Alla fine del 1981 ne erano state vendute solo 3.000, dieci volte meno delle 30.000 necessarie per mantenere i conti in attivo. Il destino della giovanissima azienda era ormai segnato, tanto che nel 1982 venne messa in mano a un curatore fallimentare, la produzione terminò nel dicembre di quell’anno per un totale di circa 8.700 esemplari e lo stesso DeLorean venne messo definitivamente fuori gioco da una accusa di traffico di stupefacenti da cui sarà in seguito totalmente scagionato.
E qui finisce la prima parte della storia di questo magnifico fallimento.
La seconda inizia nel 1984 quando Robert Zemeckis, in cerca di un’automobile adatta per il suo nuovo film che prevedeva un viaggio nel tempo, fu attratto dalla finitura in acciaio spazzolato e dalle porte ad ali di gabbiano della DeLorean DMC 12.
La produzione ne acquistò tre esemplari per 50.000 dollari, una delle quali doveva servire come fonte di ricambi mentre le altre due vennero modificate con sovrastrutture fantascientifiche. Rimossi lunotto e finestrini posteriori, sopra la paratia che copriva il motore venne costruito con tubi, generatori e molle quello che doveva sembrare un piccolo reattore nucleare mentre l’abitacolo si riempì di indicatori digitali, cavi e strumenti vari.
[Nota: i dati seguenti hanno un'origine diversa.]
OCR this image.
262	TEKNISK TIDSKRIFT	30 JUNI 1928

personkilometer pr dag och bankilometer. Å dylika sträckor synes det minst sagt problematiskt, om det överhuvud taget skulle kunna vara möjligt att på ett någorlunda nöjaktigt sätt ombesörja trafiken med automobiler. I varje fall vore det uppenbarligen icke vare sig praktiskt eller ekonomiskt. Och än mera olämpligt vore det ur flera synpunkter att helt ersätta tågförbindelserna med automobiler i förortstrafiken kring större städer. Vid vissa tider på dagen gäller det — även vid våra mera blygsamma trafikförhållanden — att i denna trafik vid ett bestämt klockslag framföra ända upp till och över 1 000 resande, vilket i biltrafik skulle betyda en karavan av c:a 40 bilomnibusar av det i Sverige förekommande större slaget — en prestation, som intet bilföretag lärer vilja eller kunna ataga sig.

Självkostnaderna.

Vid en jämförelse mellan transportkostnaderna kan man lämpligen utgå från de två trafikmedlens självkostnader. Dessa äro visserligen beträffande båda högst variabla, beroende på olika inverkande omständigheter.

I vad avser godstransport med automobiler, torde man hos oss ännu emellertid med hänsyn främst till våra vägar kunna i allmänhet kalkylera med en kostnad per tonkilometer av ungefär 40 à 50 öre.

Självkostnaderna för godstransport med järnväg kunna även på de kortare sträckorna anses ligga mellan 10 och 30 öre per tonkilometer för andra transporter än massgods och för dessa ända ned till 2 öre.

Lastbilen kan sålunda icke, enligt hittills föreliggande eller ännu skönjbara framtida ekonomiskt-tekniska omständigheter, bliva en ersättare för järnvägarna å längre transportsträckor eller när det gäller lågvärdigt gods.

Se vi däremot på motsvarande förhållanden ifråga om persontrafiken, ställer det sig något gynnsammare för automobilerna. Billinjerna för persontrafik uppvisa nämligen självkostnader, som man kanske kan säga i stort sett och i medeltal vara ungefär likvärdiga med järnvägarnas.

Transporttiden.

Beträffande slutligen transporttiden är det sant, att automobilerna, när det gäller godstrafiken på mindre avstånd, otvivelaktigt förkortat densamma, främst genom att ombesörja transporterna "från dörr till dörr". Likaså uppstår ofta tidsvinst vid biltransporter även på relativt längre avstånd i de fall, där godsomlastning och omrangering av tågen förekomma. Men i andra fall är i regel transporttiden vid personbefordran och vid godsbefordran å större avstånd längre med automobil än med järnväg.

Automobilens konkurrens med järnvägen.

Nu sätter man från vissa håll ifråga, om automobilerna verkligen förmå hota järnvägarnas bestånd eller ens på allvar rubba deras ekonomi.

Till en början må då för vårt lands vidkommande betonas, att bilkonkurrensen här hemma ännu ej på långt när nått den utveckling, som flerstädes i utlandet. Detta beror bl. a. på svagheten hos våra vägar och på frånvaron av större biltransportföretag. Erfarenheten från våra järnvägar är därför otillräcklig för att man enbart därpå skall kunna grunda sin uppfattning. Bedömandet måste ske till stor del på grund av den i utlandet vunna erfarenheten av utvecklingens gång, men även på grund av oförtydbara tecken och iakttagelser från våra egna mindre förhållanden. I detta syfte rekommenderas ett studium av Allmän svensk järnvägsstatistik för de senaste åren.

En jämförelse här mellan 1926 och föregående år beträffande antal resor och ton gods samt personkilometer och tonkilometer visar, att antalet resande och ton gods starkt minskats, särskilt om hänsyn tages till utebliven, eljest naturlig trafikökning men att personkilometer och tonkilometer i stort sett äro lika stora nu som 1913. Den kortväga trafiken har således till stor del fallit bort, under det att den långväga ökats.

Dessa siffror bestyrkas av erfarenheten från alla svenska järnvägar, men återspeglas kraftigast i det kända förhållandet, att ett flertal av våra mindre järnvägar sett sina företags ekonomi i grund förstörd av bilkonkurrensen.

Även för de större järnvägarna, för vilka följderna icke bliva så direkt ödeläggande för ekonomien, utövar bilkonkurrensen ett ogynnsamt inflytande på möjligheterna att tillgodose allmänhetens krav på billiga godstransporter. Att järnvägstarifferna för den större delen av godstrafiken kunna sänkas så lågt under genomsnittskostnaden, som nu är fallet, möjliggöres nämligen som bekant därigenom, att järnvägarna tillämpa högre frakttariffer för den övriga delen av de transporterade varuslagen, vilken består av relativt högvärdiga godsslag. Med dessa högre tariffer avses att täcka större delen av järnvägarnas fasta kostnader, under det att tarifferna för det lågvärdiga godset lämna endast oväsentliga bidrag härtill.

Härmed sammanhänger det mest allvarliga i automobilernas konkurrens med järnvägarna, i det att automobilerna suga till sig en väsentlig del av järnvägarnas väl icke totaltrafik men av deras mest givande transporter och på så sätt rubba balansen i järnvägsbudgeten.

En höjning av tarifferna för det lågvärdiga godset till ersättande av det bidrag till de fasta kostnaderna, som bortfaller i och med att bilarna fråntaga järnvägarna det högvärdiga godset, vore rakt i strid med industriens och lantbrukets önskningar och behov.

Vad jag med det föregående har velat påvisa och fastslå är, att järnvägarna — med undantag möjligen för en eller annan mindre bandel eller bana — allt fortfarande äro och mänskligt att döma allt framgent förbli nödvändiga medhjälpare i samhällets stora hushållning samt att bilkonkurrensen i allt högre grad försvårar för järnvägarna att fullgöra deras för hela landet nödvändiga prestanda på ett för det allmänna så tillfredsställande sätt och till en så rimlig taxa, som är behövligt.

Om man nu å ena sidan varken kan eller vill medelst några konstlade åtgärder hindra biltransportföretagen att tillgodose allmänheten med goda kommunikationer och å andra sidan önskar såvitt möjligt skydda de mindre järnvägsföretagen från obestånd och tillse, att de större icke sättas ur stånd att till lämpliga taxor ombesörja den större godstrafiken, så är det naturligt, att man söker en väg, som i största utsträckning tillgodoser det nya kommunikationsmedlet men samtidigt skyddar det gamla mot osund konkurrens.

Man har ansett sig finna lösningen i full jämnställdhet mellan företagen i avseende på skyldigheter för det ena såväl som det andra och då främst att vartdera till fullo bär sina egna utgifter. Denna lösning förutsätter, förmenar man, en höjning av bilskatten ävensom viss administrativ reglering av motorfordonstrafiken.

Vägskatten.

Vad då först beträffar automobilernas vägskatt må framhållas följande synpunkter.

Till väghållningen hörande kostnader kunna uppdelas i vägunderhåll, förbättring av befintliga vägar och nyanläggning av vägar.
Tocco finale: un tubo al neon si accendeva sotto al pianale al momento di compiere il balzo temporale.
Quale sia stato il risultato finale lo sappiamo tutti: un successo clamoroso del film e anche degli altri due prodotti subito dopo tanto che la DeLorean DMC 12 è da quel momento diventata un’icona cinematografica conosciuta in tutto il mondo.
Davvero un destino beffardo per un’automobile concepita per guardare al futuro e diventata invece famosa per aver viaggiato nel passato.